La consultation préalable n'est obligatoire qu'en cas d'analyse d'impact (AIPD/DPIA) faisant apparaître un risque résiduel élevé que le responsable de traitement ne peut pas mitiger (article 36 RGPD). En pratique, pour un ATS standard à supervision humaine, une AIPD documentée et conservée par le DPO suffit. La CNIL a publié en 2023 et 2024 plusieurs lignes directrices sur le recrutement et l'IA, qu'il est recommandé d'intégrer comme référentiel interne. Un avis formel n'est requis que pour les usages les plus sensibles (par exemple traitement de données biométriques à grande échelle).
Le matching candidat/offre est-il visé par l'AI Act ?
Oui. L'annexe III, point 4.a du règlement vise les systèmes d'IA destinés à être utilisés pour le recrutement ou la sélection de personnes physiques, en particulier pour publier des offres ciblées, analyser et filtrer les candidatures et évaluer les candidats.
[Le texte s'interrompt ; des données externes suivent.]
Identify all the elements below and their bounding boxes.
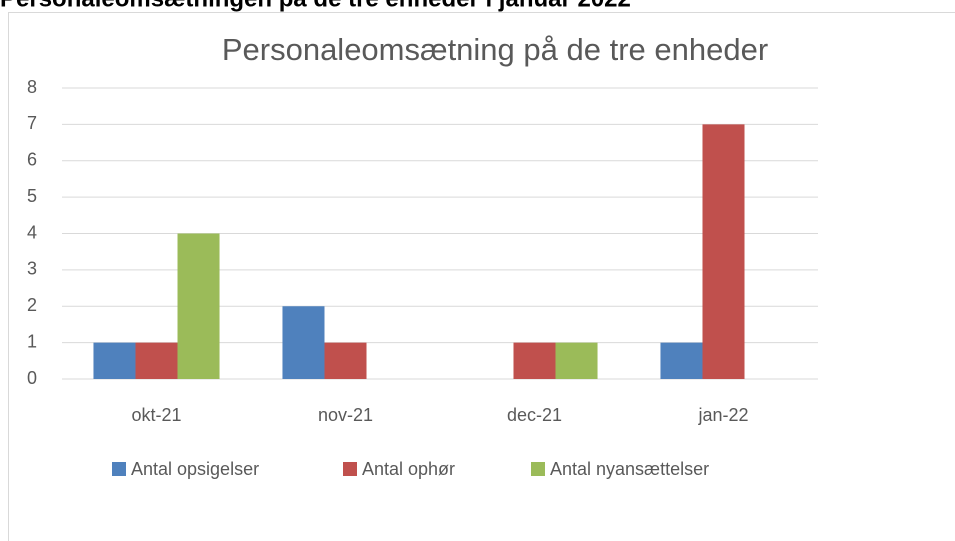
legend-swatch xyxy=(531,462,545,476)
y-tick-label: 1 xyxy=(27,331,37,351)
page-heading: Personaleomsætningen på de tre enheder i… xyxy=(0,0,631,12)
y-tick-label: 4 xyxy=(27,222,37,242)
y-tick-label: 2 xyxy=(27,295,37,315)
bar xyxy=(660,342,703,379)
legend-label: Antal opsigelser xyxy=(131,459,259,479)
x-tick-label: dec-21 xyxy=(507,405,562,425)
legend-label: Antal nyansættelser xyxy=(550,459,709,479)
bar xyxy=(93,342,136,379)
y-tick-label: 5 xyxy=(27,186,37,206)
bar xyxy=(135,342,178,379)
chart-frame xyxy=(8,12,955,541)
y-tick-label: 6 xyxy=(27,150,37,170)
x-tick-label: jan-22 xyxy=(697,405,748,425)
y-tick-label: 0 xyxy=(27,368,37,388)
bar xyxy=(177,233,220,379)
legend-label: Antal ophør xyxy=(362,459,455,479)
legend-swatch xyxy=(112,462,126,476)
bar xyxy=(282,306,325,379)
bar xyxy=(324,342,367,379)
y-tick-label: 8 xyxy=(27,77,37,97)
x-tick-label: nov-21 xyxy=(318,405,373,425)
bar xyxy=(513,342,556,379)
x-tick-label: okt-21 xyxy=(131,405,181,425)
bar xyxy=(702,124,745,379)
chart-title: Personaleomsætning på de tre enheder xyxy=(222,32,768,67)
legend-swatch xyxy=(343,462,357,476)
y-tick-label: 3 xyxy=(27,259,37,279)
y-tick-label: 7 xyxy=(27,113,37,133)
bar xyxy=(555,342,598,379)
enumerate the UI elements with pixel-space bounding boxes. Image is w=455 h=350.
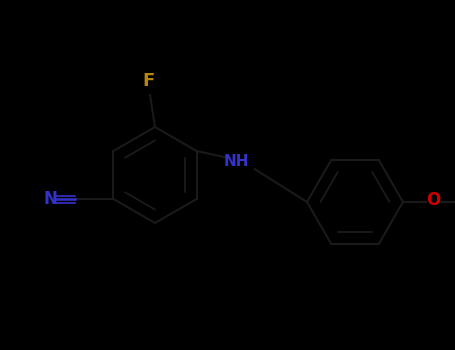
Text: N: N	[44, 190, 57, 208]
Text: O: O	[426, 191, 440, 209]
Text: F: F	[142, 72, 154, 90]
Text: NH: NH	[224, 154, 249, 168]
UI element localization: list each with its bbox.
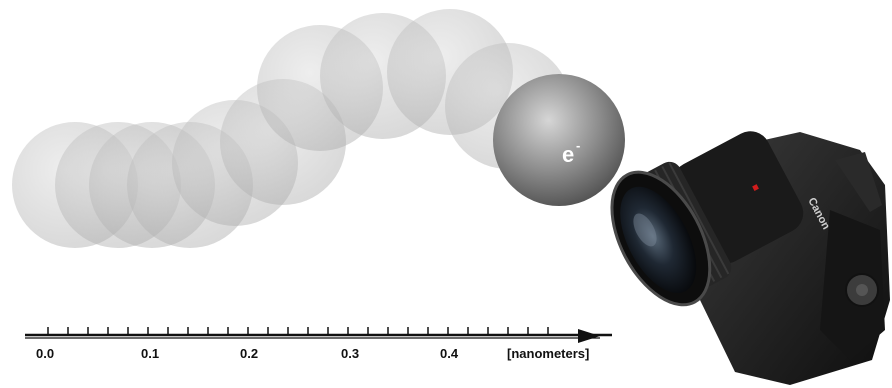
electron-symbol: e	[562, 142, 574, 167]
lens-reflection	[633, 213, 657, 247]
tick-label: 0.2	[240, 346, 258, 361]
camera-illustration: Canon	[610, 131, 890, 385]
electron-sphere	[493, 74, 625, 206]
tick-label: 0.3	[341, 346, 359, 361]
tick-label: 0.0	[36, 346, 54, 361]
electron-charge: -	[576, 138, 580, 153]
electron: e -	[493, 74, 625, 206]
scale-bar: 0.0 0.1 0.2 0.3 0.4 [nanometers]	[25, 327, 612, 361]
tick-label: 0.4	[440, 346, 459, 361]
camera-dial-center	[856, 284, 868, 296]
tick-label: 0.1	[141, 346, 159, 361]
scale-minor-ticks	[47, 327, 549, 335]
camera-flash	[835, 152, 882, 212]
scale-unit-label: [nanometers]	[507, 346, 589, 361]
lens-glass	[620, 186, 697, 293]
scale-arrow-head	[578, 329, 600, 343]
electron-trail	[12, 9, 571, 248]
scale-tick-labels: 0.0 0.1 0.2 0.3 0.4	[36, 346, 459, 361]
lens-red-mark	[752, 184, 759, 191]
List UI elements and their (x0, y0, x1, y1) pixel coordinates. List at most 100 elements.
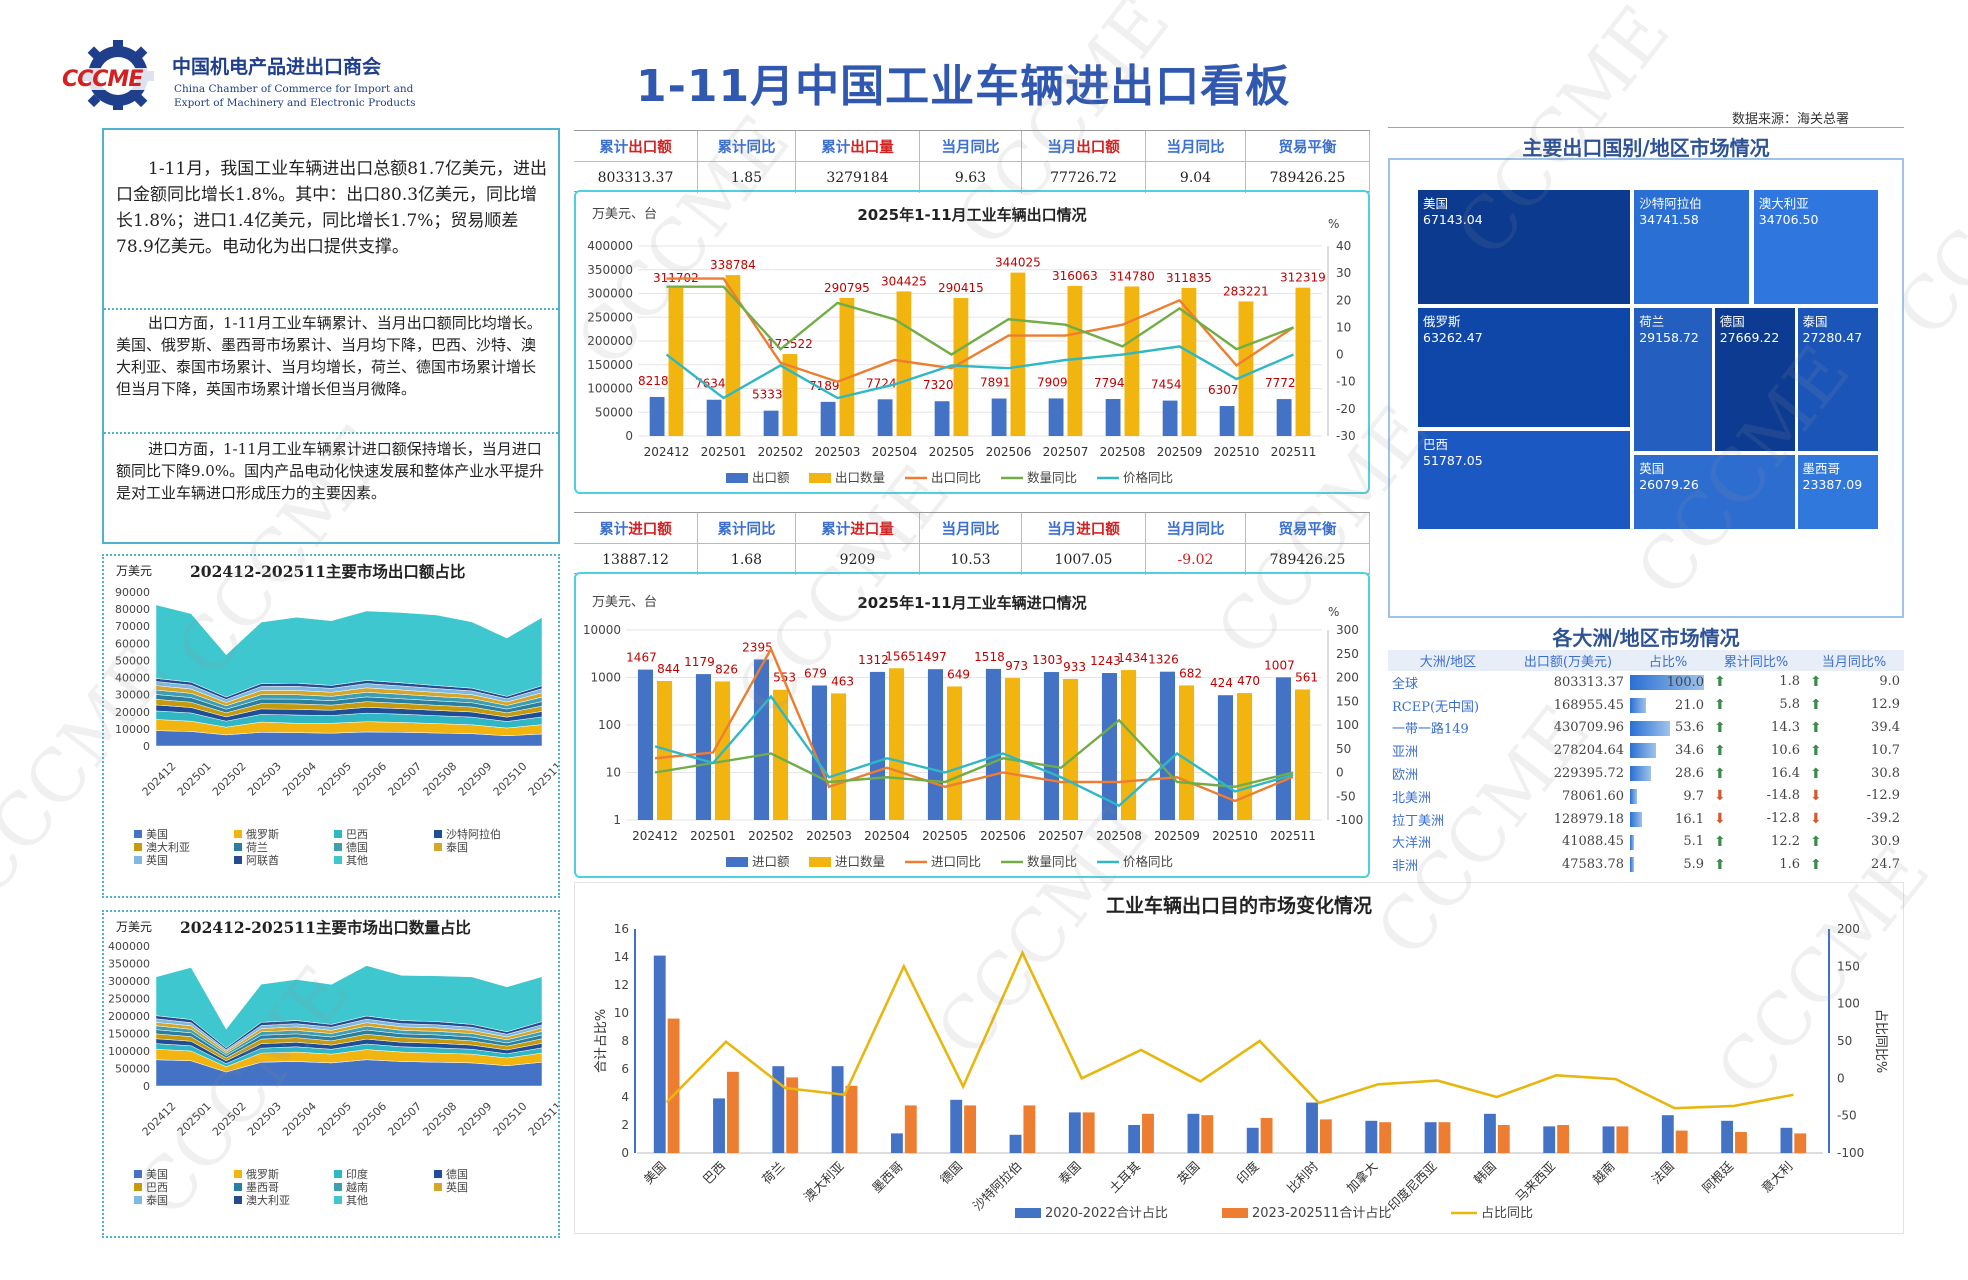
continent-header-1: 出口额(万美元) (1508, 650, 1628, 671)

Le matching algorithmique, qui propose à un recruteur un score d'adéquation entre un CV et une offre, tombe directement dans cette catégorie. Il est donc autorisé sous les conditions du haut risque, et impose au déployeur une supervision humaine effective : le score ne doit jamais déclencher une élimination automatique.
Quand est-ce que l'AI Act s'applique pile pour le recrutement ?
Le règlement (UE) 2024/1689 est entré en vigueur le 1er août 2024. Les pratiques interdites (article 5) s'appliquent depuis le 2 février 2025. Les règles sur les modèles de fondation et la gouvernance s'appliquent depuis le 2 août 2025. La grande majorité des obligations applicables aux systèmes à haut risque, ce qui concerne directement les ATS, entrent en application le 2 août 2026. Une dernière vague concernant certains systèmes intégrés dans des produits soumis à législation sectorielle s'appliquera le 2 août 2027. Pour un DRH ou un DPO, la date clé à retenir est donc le 2 août 2026.